Paula Carqueja fala da importância de “sensibilizar as nossas crianças de que a escola em si não é dentro daqueles muros fechados, mas que está presente em todo o lado“. Mas é preciso “sensibilizar sobretudo os pais/encarregados de educação e as associações de pais”, alerta.

Em declarações ao ZAP, a responsável da ANP fala da resistência à prática por parte de pais/encarregados de educação, considerando que subsiste a mentalidade de que “só dentro do espaço sala de aula é que há aprendizagem”.

“Os pais ainda não perceberam que na rua, nos jardins, nos pátios da escola, podemos partilhar conhecimento, a brincar, mas sempre a aprender“, sublinha Paula Carqueja.

Também a vice-presidente e fundadora da associação Bloom, Mónica Franco, entende que há “ainda muita dificuldade em reconhecer novos contextos de aprendizagem nos espaços ao ar livre das escolas”.

“Há uma clara separação física (e de entendimento) entre o espaço para brincar e o espaço para aprender, embora esteja amplamente comprovada a eficácia da aprendizagem em contexto de brincadeira, porque esta é por excelência a “linguagem” das crianças“, salienta Mónica Franco ao ZAP.

É preciso um “empurrão” do Ministério

Sublinhando que temos “o privilégio de viver num país com bom tempo”, Mónica Franco destaca que as aulas ao ar livre deveriam ser, “sem dúvida, uma solução a equacionar” em tempos de pandemia. Mas, para isso, é preciso que “exista vontade política” e que surjam “orientações claras das entidades competentes” para que “as escolas utilizassem os espaços ao ar livre para leccionar”.

“Sem esse “empurrão” da tutela ainda vai levar muito tempo até que exista uma utilização alargada do ar livre para aprender”, lamenta Mónica Franco.

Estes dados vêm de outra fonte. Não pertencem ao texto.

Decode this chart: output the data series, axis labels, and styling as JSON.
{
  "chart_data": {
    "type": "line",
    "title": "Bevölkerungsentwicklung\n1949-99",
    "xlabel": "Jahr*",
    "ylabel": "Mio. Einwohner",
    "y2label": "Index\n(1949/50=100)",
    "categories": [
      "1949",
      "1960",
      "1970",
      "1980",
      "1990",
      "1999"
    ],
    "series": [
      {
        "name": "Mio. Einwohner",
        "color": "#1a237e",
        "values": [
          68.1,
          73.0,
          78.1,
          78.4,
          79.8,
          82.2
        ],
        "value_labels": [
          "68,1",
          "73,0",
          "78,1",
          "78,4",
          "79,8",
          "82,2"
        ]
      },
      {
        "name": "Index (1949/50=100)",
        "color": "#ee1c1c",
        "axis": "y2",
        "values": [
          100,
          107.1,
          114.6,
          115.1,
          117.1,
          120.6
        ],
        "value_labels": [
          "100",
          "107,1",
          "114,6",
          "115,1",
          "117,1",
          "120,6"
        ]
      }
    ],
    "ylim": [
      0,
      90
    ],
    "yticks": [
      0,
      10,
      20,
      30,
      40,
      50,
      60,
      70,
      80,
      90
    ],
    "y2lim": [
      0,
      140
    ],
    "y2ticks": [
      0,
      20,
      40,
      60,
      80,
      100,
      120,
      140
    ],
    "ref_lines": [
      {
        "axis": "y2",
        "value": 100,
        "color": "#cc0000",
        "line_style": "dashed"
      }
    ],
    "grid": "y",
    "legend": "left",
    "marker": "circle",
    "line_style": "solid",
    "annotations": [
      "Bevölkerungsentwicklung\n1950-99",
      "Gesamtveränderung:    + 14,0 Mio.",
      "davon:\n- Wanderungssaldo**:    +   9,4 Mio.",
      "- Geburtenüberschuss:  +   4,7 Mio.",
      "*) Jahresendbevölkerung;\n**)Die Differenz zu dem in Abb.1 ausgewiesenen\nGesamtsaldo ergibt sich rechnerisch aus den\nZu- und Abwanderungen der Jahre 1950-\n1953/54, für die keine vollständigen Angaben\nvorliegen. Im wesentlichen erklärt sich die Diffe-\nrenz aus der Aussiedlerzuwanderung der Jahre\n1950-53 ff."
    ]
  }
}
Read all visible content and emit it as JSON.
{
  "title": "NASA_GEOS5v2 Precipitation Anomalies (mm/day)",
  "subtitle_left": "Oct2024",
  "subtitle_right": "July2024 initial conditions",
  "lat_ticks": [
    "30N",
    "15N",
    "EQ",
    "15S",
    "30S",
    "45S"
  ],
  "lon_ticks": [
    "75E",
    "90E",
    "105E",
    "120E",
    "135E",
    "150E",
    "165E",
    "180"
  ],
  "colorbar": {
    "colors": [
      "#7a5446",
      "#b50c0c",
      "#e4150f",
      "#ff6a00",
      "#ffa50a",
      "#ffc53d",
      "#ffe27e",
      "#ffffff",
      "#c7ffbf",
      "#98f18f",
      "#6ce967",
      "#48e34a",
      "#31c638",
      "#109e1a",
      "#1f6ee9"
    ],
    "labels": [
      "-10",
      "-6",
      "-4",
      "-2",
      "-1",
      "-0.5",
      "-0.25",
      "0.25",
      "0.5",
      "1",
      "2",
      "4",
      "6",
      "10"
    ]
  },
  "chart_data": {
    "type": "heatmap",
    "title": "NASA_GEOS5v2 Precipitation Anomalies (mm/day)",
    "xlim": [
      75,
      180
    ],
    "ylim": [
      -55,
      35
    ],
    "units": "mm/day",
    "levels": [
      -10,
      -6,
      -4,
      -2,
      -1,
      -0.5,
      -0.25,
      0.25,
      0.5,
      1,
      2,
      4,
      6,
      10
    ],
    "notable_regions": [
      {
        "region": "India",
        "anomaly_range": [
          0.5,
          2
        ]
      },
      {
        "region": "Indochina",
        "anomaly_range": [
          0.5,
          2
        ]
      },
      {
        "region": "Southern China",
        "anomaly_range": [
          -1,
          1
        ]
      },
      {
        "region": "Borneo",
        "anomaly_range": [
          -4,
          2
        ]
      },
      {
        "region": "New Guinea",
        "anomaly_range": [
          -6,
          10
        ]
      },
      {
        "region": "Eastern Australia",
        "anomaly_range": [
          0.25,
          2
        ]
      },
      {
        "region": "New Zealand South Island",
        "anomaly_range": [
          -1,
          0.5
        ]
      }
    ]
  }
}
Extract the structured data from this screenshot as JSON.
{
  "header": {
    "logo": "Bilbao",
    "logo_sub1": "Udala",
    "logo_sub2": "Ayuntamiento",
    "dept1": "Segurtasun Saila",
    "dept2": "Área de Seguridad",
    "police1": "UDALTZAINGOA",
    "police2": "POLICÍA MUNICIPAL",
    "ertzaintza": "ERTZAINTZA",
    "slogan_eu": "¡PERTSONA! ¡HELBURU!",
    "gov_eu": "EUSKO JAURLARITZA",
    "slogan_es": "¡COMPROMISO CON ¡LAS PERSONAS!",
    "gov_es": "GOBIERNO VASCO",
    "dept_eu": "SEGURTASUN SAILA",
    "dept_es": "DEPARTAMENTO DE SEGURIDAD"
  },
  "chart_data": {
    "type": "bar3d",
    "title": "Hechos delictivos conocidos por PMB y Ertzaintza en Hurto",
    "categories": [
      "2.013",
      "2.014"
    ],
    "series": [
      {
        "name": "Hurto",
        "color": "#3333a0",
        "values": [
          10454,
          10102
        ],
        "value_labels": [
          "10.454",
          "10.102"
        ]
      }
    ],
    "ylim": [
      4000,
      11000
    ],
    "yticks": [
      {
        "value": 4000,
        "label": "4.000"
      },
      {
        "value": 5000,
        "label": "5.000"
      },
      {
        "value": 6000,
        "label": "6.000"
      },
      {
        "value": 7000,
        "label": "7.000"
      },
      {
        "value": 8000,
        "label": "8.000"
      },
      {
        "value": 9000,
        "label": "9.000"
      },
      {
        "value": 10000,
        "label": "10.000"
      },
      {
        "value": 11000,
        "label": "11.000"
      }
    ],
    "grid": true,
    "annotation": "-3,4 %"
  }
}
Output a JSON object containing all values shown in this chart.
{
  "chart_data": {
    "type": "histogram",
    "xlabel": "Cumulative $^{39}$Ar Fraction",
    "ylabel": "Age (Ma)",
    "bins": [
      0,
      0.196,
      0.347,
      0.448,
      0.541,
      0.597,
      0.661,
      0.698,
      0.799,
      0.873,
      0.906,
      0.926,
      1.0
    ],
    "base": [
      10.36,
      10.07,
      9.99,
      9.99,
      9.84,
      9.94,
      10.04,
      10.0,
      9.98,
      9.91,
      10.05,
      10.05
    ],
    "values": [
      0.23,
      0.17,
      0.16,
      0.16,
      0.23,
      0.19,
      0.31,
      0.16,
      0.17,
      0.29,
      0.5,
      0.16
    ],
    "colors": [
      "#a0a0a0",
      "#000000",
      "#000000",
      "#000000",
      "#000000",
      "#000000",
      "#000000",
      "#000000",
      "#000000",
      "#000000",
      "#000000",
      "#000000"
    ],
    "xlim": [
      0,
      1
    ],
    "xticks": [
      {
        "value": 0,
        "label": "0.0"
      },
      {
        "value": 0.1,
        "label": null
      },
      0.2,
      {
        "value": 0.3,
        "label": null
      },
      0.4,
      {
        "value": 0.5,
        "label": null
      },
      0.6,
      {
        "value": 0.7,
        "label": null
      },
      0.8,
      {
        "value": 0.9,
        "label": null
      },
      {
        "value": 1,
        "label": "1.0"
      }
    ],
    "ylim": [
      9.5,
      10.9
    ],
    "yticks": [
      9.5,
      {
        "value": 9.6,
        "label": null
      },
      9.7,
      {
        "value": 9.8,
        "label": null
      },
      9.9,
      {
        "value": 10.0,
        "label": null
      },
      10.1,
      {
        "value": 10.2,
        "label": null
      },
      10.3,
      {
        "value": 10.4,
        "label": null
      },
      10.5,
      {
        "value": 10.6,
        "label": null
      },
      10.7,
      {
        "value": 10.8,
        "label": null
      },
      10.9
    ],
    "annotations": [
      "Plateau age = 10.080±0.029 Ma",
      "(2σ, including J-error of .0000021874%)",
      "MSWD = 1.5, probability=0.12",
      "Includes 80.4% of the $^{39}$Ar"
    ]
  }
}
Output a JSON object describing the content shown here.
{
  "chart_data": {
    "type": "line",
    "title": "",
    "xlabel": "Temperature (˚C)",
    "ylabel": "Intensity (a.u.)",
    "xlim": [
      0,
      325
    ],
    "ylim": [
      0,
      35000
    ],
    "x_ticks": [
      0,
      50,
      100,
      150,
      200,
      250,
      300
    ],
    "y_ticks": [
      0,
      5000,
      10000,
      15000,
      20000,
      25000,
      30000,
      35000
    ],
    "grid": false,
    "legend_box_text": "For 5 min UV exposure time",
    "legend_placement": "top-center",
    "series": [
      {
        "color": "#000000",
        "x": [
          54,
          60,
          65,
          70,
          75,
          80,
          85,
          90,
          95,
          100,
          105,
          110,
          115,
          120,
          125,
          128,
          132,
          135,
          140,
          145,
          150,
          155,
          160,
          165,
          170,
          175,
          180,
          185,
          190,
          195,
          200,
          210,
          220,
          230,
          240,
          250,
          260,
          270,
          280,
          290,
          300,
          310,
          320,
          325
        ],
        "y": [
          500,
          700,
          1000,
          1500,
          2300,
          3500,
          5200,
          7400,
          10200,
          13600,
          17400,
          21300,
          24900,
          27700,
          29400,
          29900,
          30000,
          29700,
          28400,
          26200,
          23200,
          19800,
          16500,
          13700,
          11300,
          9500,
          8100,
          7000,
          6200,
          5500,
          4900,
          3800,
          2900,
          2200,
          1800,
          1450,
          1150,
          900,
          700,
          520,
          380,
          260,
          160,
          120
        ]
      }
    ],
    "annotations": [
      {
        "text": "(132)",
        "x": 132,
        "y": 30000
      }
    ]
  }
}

A vice-presidente da Bloom lembra ao ZAP que as orientações da DGS e da Direcção Geral de Educação (DGE) para fazer face à pandemia indicam que “deve ser privilegiada a utilização das salas ou espaços mais amplos e arejados“, bem como “actividades em espaços abertos (pátios, logradouros, jardins)”, mas “apenas para o ensino pré-escolar”.

“Nos ensinos básico e secundário não existe nenhuma referência neste sentido”, acrescenta Mónica Franco, notando que até se dá “a indicação para a diminuição do tempo dos intervalos” que está a ser “contestada por vários psicólogos que temem uma pandemia na saúde mental”.

“Crianças mais felizes” e mais saudáveis

Para lá de contribuírem para travar a propagação do coronavírus, as aulas ao ar livre têm associados diversos benefícios, nomeadamente em termos de saúde mental e física, mas também no desenvolvimento cognitivo e emocional.

Alguns estudos associam as actividades ao ar livre à redução da diabetes, de doenças cardíacas e de doenças crónicas em crianças, além de vincarem que diminui a ansiedade e a depressão nos estudantes.

“O tempo passado ao ar livre, fora das 4 paredes da sala de aula, ajuda as crianças a concentrarem-se, ajuda a fomentar a sua criatividade e imaginação, para além de ser mais divertido”, analisa Mónica Franco ao ZAP.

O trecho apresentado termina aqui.